Resident Evil: Welcome to Raccoon City
Capcom’s legendary survival horror series gets a cinematic reboot, this time hewing closely to the original games. Combining plot elements and characters from the first two Resident Evil instalments – with RE1’s Chris Redfield (Robbie Amell) and Jill Valentine (Hannah John-Kamen) crossing paths with RE2’s Claire Redfield (Kaya Scodelario) and Leon Kennedy (Avan Jogia) – Welcome to Raccoon City sees director Johannes Roberts taking viewers back to 1998, exploring the initial outbreak of the T-Virus in Raccoon City and the horrific genetic experiments of the shady Umbrella Corporation. Whether this matches the thrills of the schlocky but enjoyable hexalogy of Milla Jovovich-fronted films remains to be seen, but a canon adaptation of the grisly games will be a fun way to keep the Halloween spirit going this year.
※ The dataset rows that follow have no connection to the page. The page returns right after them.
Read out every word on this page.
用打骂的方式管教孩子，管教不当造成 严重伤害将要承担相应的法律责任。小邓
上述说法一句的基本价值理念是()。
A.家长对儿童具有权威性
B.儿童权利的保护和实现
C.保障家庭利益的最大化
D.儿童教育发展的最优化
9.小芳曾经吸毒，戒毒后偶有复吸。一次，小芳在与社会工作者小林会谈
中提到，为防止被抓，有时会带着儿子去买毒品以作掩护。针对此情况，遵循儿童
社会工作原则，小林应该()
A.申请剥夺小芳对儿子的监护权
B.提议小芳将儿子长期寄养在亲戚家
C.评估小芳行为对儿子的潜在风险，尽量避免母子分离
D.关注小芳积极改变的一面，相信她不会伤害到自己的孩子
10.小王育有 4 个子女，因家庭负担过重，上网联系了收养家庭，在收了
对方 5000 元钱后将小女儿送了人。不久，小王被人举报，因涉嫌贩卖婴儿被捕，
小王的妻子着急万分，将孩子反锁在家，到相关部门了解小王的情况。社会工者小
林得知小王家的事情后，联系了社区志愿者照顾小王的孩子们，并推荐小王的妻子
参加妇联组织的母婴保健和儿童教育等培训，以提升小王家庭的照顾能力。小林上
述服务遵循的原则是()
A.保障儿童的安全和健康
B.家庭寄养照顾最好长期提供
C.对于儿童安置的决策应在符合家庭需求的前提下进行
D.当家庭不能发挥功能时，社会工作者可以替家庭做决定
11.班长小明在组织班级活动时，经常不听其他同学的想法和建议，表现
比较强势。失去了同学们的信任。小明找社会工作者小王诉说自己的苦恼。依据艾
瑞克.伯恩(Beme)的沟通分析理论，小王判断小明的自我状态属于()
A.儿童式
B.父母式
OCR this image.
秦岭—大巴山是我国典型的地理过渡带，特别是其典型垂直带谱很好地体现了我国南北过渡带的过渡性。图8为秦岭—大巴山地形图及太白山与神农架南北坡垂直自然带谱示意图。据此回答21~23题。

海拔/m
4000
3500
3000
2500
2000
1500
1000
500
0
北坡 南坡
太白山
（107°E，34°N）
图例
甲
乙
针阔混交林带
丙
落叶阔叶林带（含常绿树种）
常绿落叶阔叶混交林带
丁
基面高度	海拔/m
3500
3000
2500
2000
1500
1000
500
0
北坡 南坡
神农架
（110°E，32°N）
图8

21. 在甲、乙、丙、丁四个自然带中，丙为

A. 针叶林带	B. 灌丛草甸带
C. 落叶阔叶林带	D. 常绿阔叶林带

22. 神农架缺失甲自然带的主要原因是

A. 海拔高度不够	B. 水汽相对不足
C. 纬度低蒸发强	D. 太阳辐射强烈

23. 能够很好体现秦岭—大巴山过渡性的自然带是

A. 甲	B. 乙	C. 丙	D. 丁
Yet another Marvel film – Eternals is about a race of virtually immortal aliens who have been secretly living on Earth for thousands of years, protecting humans from the evil Deviants with their array of special powers. An all-star ensemble cast features Angelina Jolie, Salma Hayek and Kit Harrington, and it’s directed by Chloé Zhao – who also directed Nomadland (see above) and two other acclaimed indie films. The film is set after the events of Avengers: Endgame, and does raise the question of why these all-powerful beings didn’t think to intervene sooner.
Last Night In Soho
This psychological horror flick is helmed by stylish director Edgar Wright (Shaun of the Dead, Scott Pilgrim vs the World, Ant-Man). It follows a young, fashion-mad girl who mysteriously finds herself in the 1960s, and face to face with her idol. It stars Anna Taylor-Joy, who played Beth Harmon in the critically acclaimed chess drama The Queen’s Gambit, as well as Matt Smith (Doctor Who, The Crown) and the late Diana Rigg (Game of Thrones).
Yes, they already rebooted the Ghostbusters franchise. No, that hasn’t stopped them from revisiting the series yet again to make a sequel to the two original movies. Dan Aykroyd, Bill Murray and Ernie Hudson reprise their roles from the original films – the story follows a young family who discover they are linked to the original Ghostbusters when their small town experiences a series of unexplained earthquakes.